Justice Mohammed Yunusa granted an order for a declaration that the applicant, being a duly registered incorporated trustee, had a right to peaceful assembly and association.

It will be recalled that the applicants had filed the suit in August under the aegis of Registered Trustees of NBM of Africa.

They had filed the suit alongside three members namely, Oritsebemigho Eyeoyibo, Great Albert and Dr Mayor Onyebuyeke, for enforcement of their rights under order 2 rules 1 to 5 of the fundamental rights enforcement procedure rules.

Joined as respondent in the suit is the Inspector General of Police.

The applicant is seeking a declaration that the indiscriminate arrest and detention of its members by agents of the respondent was unlawful.

They are also seeking a declaration that the parading of its members by agents of the respondents on television as common criminals was a breach of their fundamental rights.

When the matter was called on Monday, counsel to the applicant Mr Anthony Orunkoya, informed the court that the matter was slated for ruling.

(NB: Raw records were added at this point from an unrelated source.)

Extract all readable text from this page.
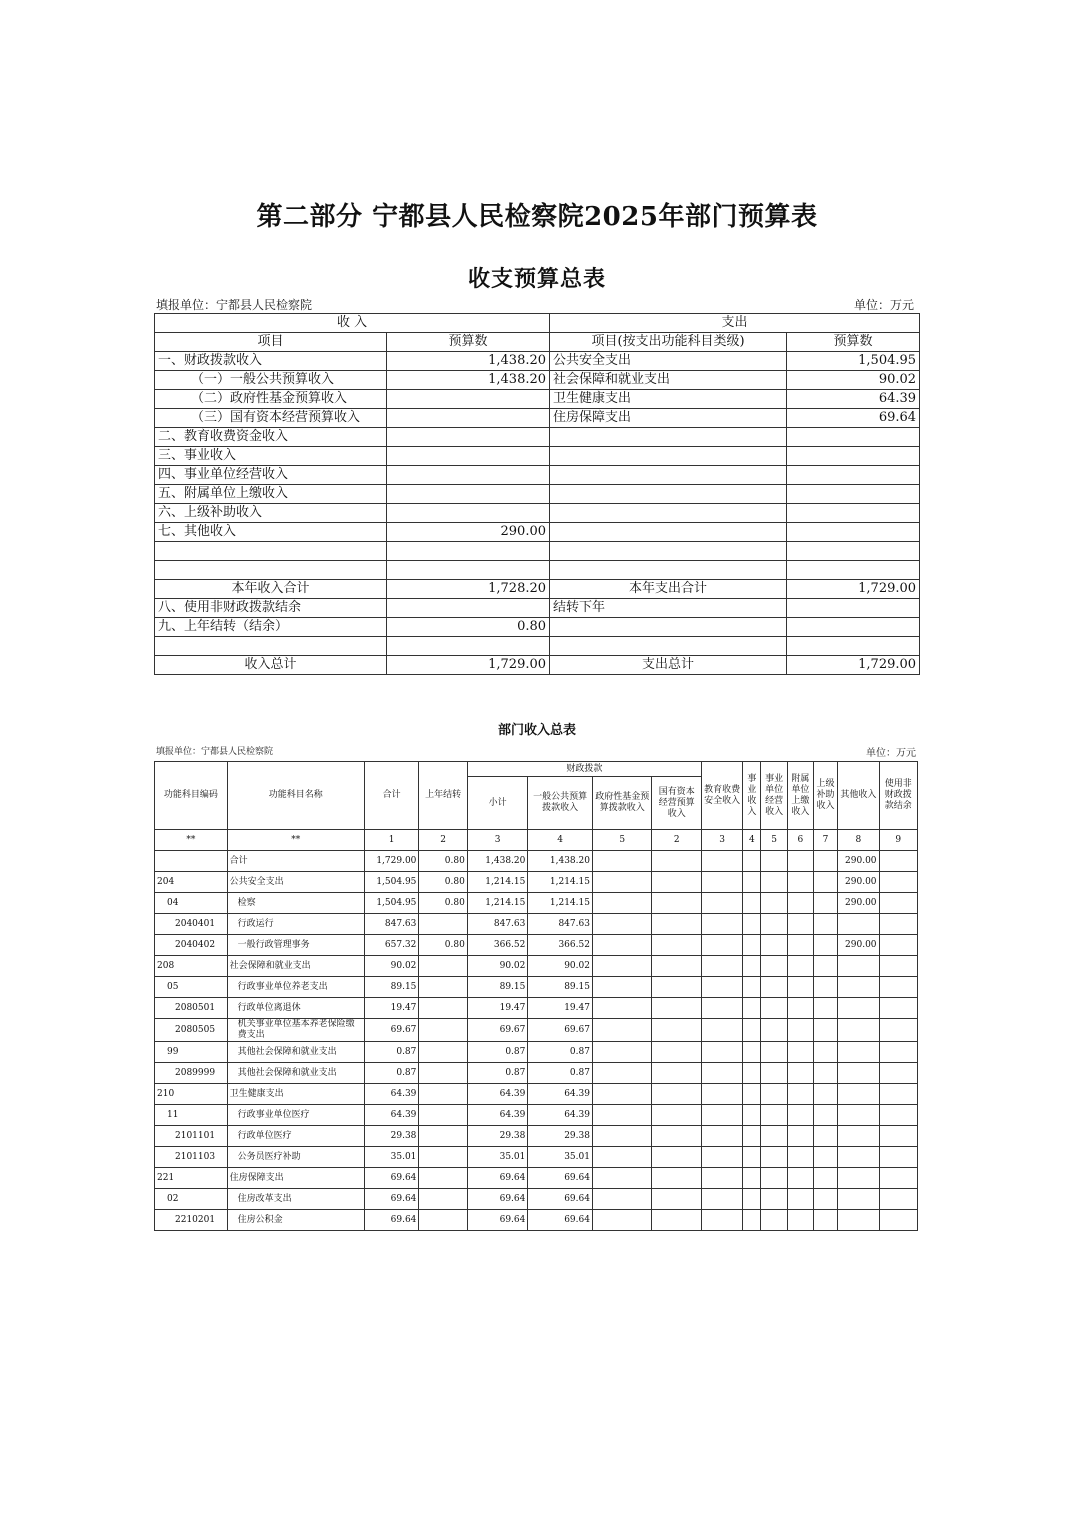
第二部分 宁都县人民检察院2025年部门预算表
收支预算总表
填报单位：宁都县人民检察院	单位：万元
收 入		支出	
项目	预算数	项目(按支出功能科目类级)	预算数
一、财政拨款收入	1,438.20	公共安全支出	1,504.95
（一）一般公共预算收入	1,438.20	社会保障和就业支出	90.02
（二）政府性基金预算收入		卫生健康支出	64.39
（三）国有资本经营预算收入		住房保障支出	69.64
二、教育收费资金收入			
三、事业收入			
四、事业单位经营收入			
五、附属单位上缴收入			
六、上级补助收入			
七、其他收入	290.00		

本年收入合计	1,728.20	本年支出合计	1,729.00
八、使用非财政拨款结余		结转下年	
九、上年结转（结余）	0.80		

收入总计	1,729.00	支出总计	1,729.00
部门收入总表
填报单位：宁都县人民检察院	单位：万元
功能科目编码	功能科目名称	合计	上年结转	财政拨款				教育收费安全收入	事业收入	事业单位经营收入	附属单位上缴收入	上级补助收入	其他收入	使用非财政拨款结余
				小计	一般公共预算拨款收入	政府性基金预算拨款收入	国有资本经营预算收入							
**	**	1	2	3	4	5	2	3	4	5	6	7	8	9
	合计	1,729.00	0.80	1,438.20	1,438.20								290.00	
204	公共安全支出	1,504.95	0.80	1,214.15	1,214.15								290.00	
04	检察	1,504.95	0.80	1,214.15	1,214.15								290.00	
2040401	行政运行	847.63		847.63	847.63									
2040402	一般行政管理事务	657.32	0.80	366.52	366.52								290.00	
208	社会保障和就业支出	90.02		90.02	90.02									
05	行政事业单位养老支出	89.15		89.15	89.15									
2080501	行政单位离退休	19.47		19.47	19.47									
2080505	机关事业单位基本养老保险缴费支出	69.67		69.67	69.67									
99	其他社会保障和就业支出	0.87		0.87	0.87									
2089999	其他社会保障和就业支出	0.87		0.87	0.87									
210	卫生健康支出	64.39		64.39	64.39									
11	行政事业单位医疗	64.39		64.39	64.39									
2101101	行政单位医疗	29.38		29.38	29.38									
2101103	公务员医疗补助	35.01		35.01	35.01									
221	住房保障支出	69.64		69.64	69.64									
02	住房改革支出	69.64		69.64	69.64									
2210201	住房公积金	69.64		69.64	69.64									
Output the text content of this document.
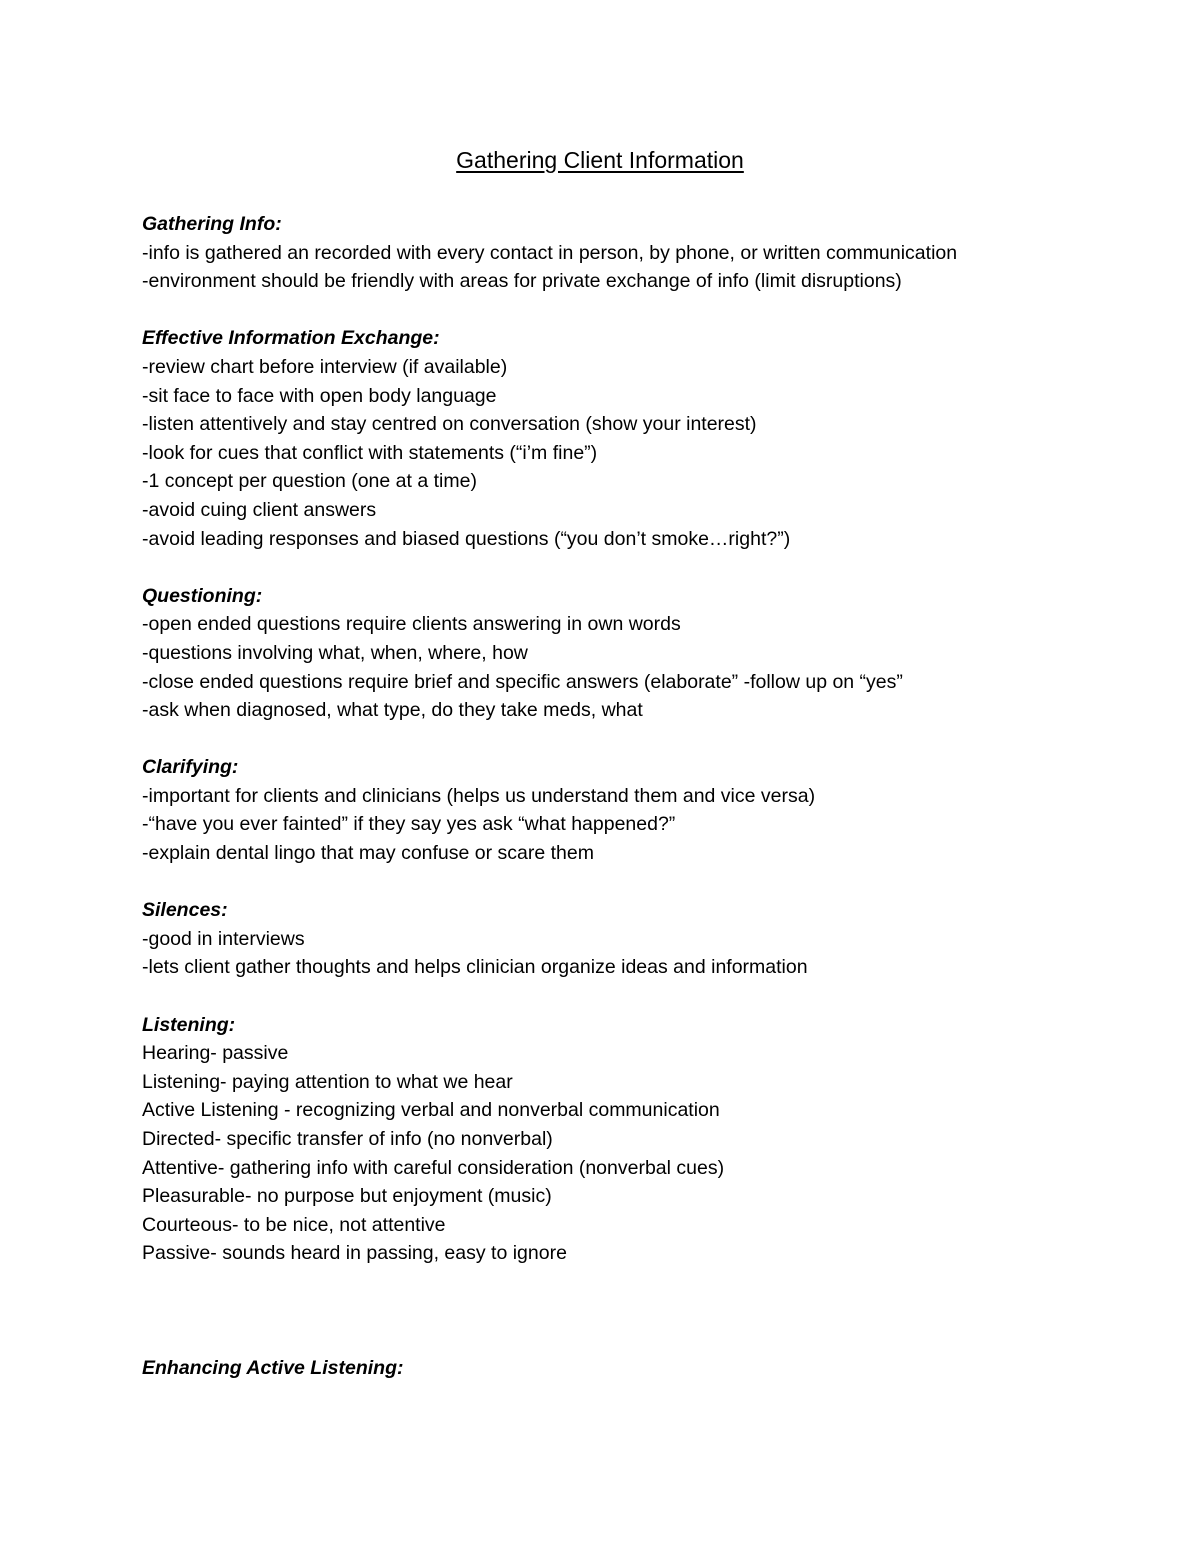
Gathering Client Information
Gathering Info:
-info is gathered an recorded with every contact in person, by phone, or written communication
-environment should be friendly with areas for private exchange of info (limit disruptions)
Effective Information Exchange:
-review chart before interview (if available)
-sit face to face with open body language
-listen attentively and stay centred on conversation (show your interest)
-look for cues that conflict with statements (“i’m fine”)
-1 concept per question (one at a time)
-avoid cuing client answers
-avoid leading responses and biased questions (“you don’t smoke…right?”)
Questioning:
-open ended questions require clients answering in own words
-questions involving what, when, where, how
-close ended questions require brief and specific answers (elaborate” -follow up on “yes”
-ask when diagnosed, what type, do they take meds, what
Clarifying:
-important for clients and clinicians (helps us understand them and vice versa)
-“have you ever fainted” if they say yes ask “what happened?”
-explain dental lingo that may confuse or scare them
Silences:
-good in interviews
-lets client gather thoughts and helps clinician organize ideas and information
Listening:
Hearing- passive
Listening- paying attention to what we hear
Active Listening - recognizing verbal and nonverbal communication
Directed- specific transfer of info (no nonverbal)
Attentive- gathering info with careful consideration (nonverbal cues)
Pleasurable- no purpose but enjoyment (music)
Courteous- to be nice, not attentive
Passive- sounds heard in passing, easy to ignore
Enhancing Active Listening:
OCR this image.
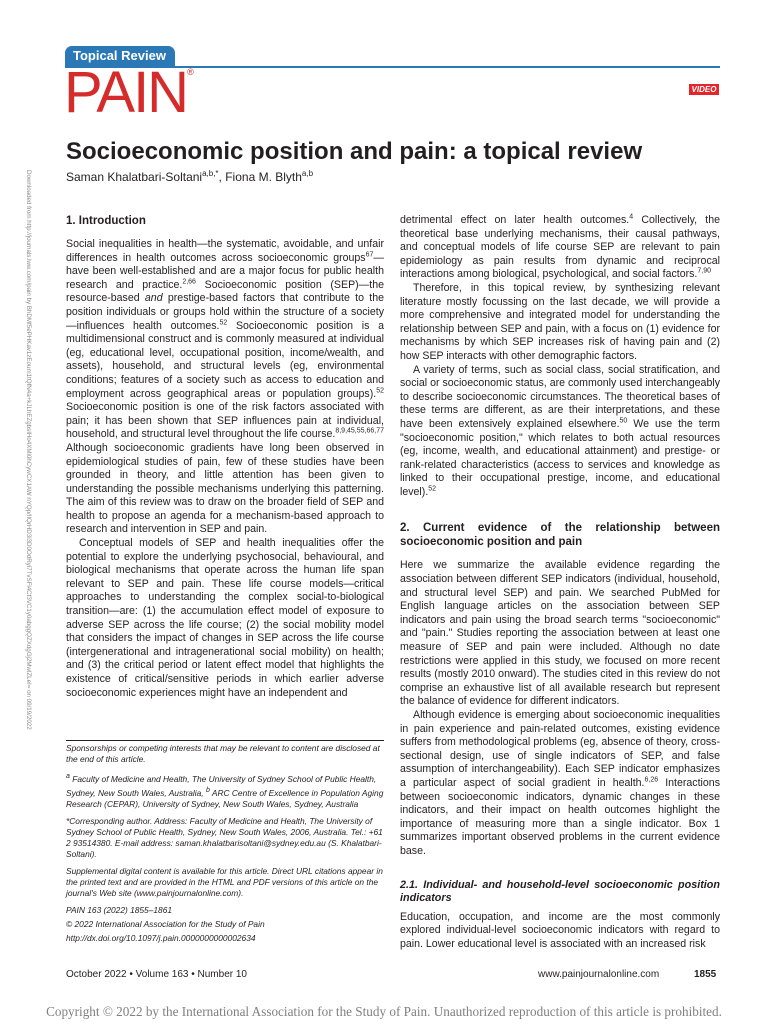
Topical Review
PAIN®
VIDEO
Downloaded from http://journals.lww.com/pain by BhDMf5ePHKav1zEoum1tQfN4a+kJLhEZgbsIHo4XMi0hCywCX1AW nYQp/IlQrHD3i3D0OdRyi7TvSFl4Cf3VC1y0abggQZXdgGj2MwlZLeI= on 09/19/2022
Socioeconomic position and pain: a topical review
Saman Khalatbari-Soltani$^{a,b,*}$, Fiona M. Blyth$^{a,b}$
1. Introduction

Social inequalities in health—the systematic, avoidable, and unfair differences in health outcomes across socioeconomic groups$^{67}$—have been well-established and are a major focus for public health research and practice.$^{2,66}$ Socioeconomic position (SEP)—the resource-based and prestige-based factors that contribute to the position individuals or groups hold within the structure of a society—influences health outcomes.$^{52}$ Socioeconomic position is a multidimensional construct and is commonly measured at individual (eg, educational level, occupational position, income/wealth, and assets), household, and structural levels (eg, environmental conditions; features of a society such as access to education and employment across geographical areas or population groups).$^{52}$ Socioeconomic position is one of the risk factors associated with pain; it has been shown that SEP influences pain at individual, household, and structural level throughout the life course.$^{8,9,45,55,66,77}$ Although socioeconomic gradients have long been observed in epidemiological studies of pain, few of these studies have been grounded in theory, and little attention has been given to understanding the possible mechanisms underlying this patterning. The aim of this review was to draw on the broader field of SEP and health to propose an agenda for a mechanism-based approach to research and intervention in SEP and pain.

Conceptual models of SEP and health inequalities offer the potential to explore the underlying psychosocial, behavioural, and biological mechanisms that operate across the human life span relevant to SEP and pain. These life course models—critical approaches to understanding the complex social-to-biological transition—are: (1) the accumulation effect model of exposure to adverse SEP across the life course; (2) the social mobility model that considers the impact of changes in SEP across the life course (intergenerational and intragenerational social mobility) on health; and (3) the critical period or latent effect model that highlights the existence of critical/sensitive periods in which earlier adverse socioeconomic experiences might have an independent and

Sponsorships or competing interests that may be relevant to content are disclosed at the end of this article.

$^a$ Faculty of Medicine and Health, The University of Sydney School of Public Health, Sydney, New South Wales, Australia, $^b$ ARC Centre of Excellence in Population Aging Research (CEPAR), University of Sydney, New South Wales, Sydney, Australia

*Corresponding author. Address: Faculty of Medicine and Health, The University of Sydney School of Public Health, Sydney, New South Wales, 2006, Australia. Tel.: +61 2 93514380. E-mail address: saman.khalatbarisoltani@sydney.edu.au (S. Khalatbari-Soltani).

Supplemental digital content is available for this article. Direct URL citations appear in the printed text and are provided in the HTML and PDF versions of this article on the journal's Web site (www.painjournalonline.com).

PAIN 163 (2022) 1855–1861

© 2022 International Association for the Study of Pain

http://dx.doi.org/10.1097/j.pain.0000000000002634

detrimental effect on later health outcomes.$^4$ Collectively, the theoretical base underlying mechanisms, their causal pathways, and conceptual models of life course SEP are relevant to pain epidemiology as pain results from dynamic and reciprocal interactions among biological, psychological, and social factors.$^{7,90}$

Therefore, in this topical review, by synthesizing relevant literature mostly focussing on the last decade, we will provide a more comprehensive and integrated model for understanding the relationship between SEP and pain, with a focus on (1) evidence for mechanisms by which SEP increases risk of having pain and (2) how SEP interacts with other demographic factors.

A variety of terms, such as social class, social stratification, and social or socioeconomic status, are commonly used interchangeably to describe socioeconomic circumstances. The theoretical bases of these terms are different, as are their interpretations, and these have been extensively explained elsewhere.$^{50}$ We use the term "socioeconomic position," which relates to both actual resources (eg, income, wealth, and educational attainment) and prestige- or rank-related characteristics (access to services and knowledge as linked to their occupational prestige, income, and educational level).$^{52}$

2. Current evidence of the relationship between socioeconomic position and pain

Here we summarize the available evidence regarding the association between different SEP indicators (individual, household, and structural level SEP) and pain. We searched PubMed for English language articles on the association between SEP indicators and pain using the broad search terms "socioeconomic" and "pain." Studies reporting the association between at least one measure of SEP and pain were included. Although no date restrictions were applied in this study, we focused on more recent results (mostly 2010 onward). The studies cited in this review do not comprise an exhaustive list of all available research but represent the balance of evidence for different indicators.

Although evidence is emerging about socioeconomic inequalities in pain experience and pain-related outcomes, existing evidence suffers from methodological problems (eg, absence of theory, cross-sectional design, use of single indicators of SEP, and false assumption of interchangeability). Each SEP indicator emphasizes a particular aspect of social gradient in health.$^{6,26}$ Interactions between socioeconomic indicators, dynamic changes in these indicators, and their impact on health outcomes highlight the importance of measuring more than a single indicator. Box 1 summarizes important observed problems in the current evidence base.

2.1. Individual- and household-level socioeconomic position indicators

Education, occupation, and income are the most commonly explored individual-level socioeconomic indicators with regard to pain. Lower educational level is associated with an increased risk

October 2022 • Volume 163 • Number 10	www.painjournalonline.com	1855
Copyright © 2022 by the International Association for the Study of Pain. Unauthorized reproduction of this article is prohibited.
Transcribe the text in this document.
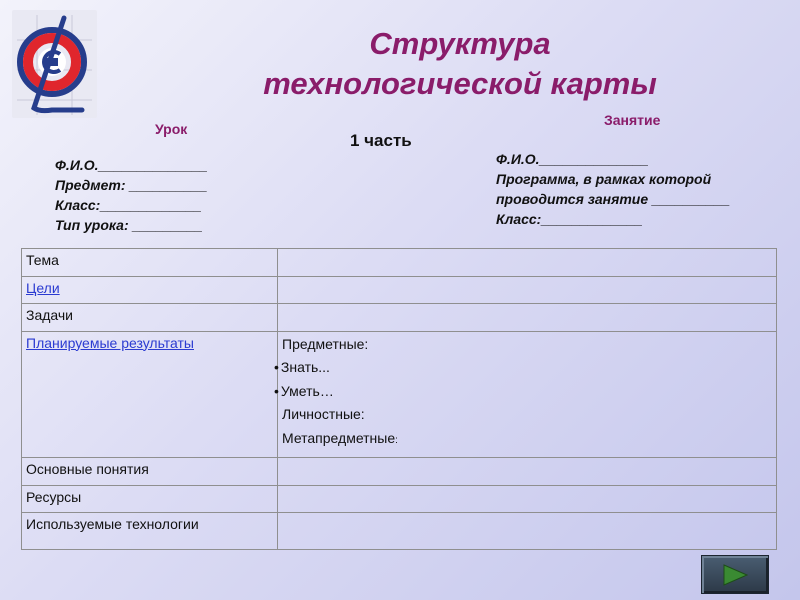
Структура
технологической карты
Урок
Ф.И.О.______________
Предмет: __________
Класс:_____________
Тип урока: _________
1 часть
Занятие
Ф.И.О.______________
Программа, в рамках которой
проводится занятие __________
Класс:_____________
Тема	
Цели	
Задачи	
Планируемые результаты	Предметные:
• Знать...
• Уметь…
Личностные:
Метапредметные:

Основные понятия	
Ресурсы	
Используемые технологии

Delivering his ruling, Justice Yunusa granted prayers A, B and C of the applicant.

“From all the evidence before the court, the first applicant is a registered organisation with the Corporate Affairs Commission.

“The second to fourth applicant have the constitutional right to belong to the first applicant being a registered organisation under the laws of Nigeria.

“NBM of Africa has a right to admit any person that is so interested as a member in exercise of his or her right under Chapter 4 of the constitution with respect to freedom of association.

“Therefore, prayers A, B and C of the applicant are hereby granted,’’ he said.

In prayer A, the applicant sought a declaration that being a duly registered incorporated trustee in Nigeria, it had a right to assemble and associate freely by virtue of section 40 of the constitution.

In prayer B, the applicant sought a declaration that the indiscriminate arrest of its members by the respondent was a breach of their right to personal liberty.

In prayer C, the applicant also sought a declaration that the parading of its members by the respondent on national television as criminals was in breach of sections 34 and 35 of the constitution.

In their affidavit in support of the motion the applicant averred that the NBM was formed in 1977 in Benin City as a human rights organisation.

The applicant averred that on July 6, policemen from the Lagos State Police Command, Ikeja, stormed the venue of their meeting at AY Hotel, Ogba and arrested two of its members.

According to the applicant, the members were made to sit on the floor, and were asked to pay some amount of money if they desired not to be taken to the station.

The applicant averred that on July 7, another set of policemen also besieged the venue of their meeting and again, arrested some its members.

According to the applicant, the police alleged that their gathering is unlawful.

The applicants therefore, want the court to declare the arrest, detention and parade of its members as unlawful.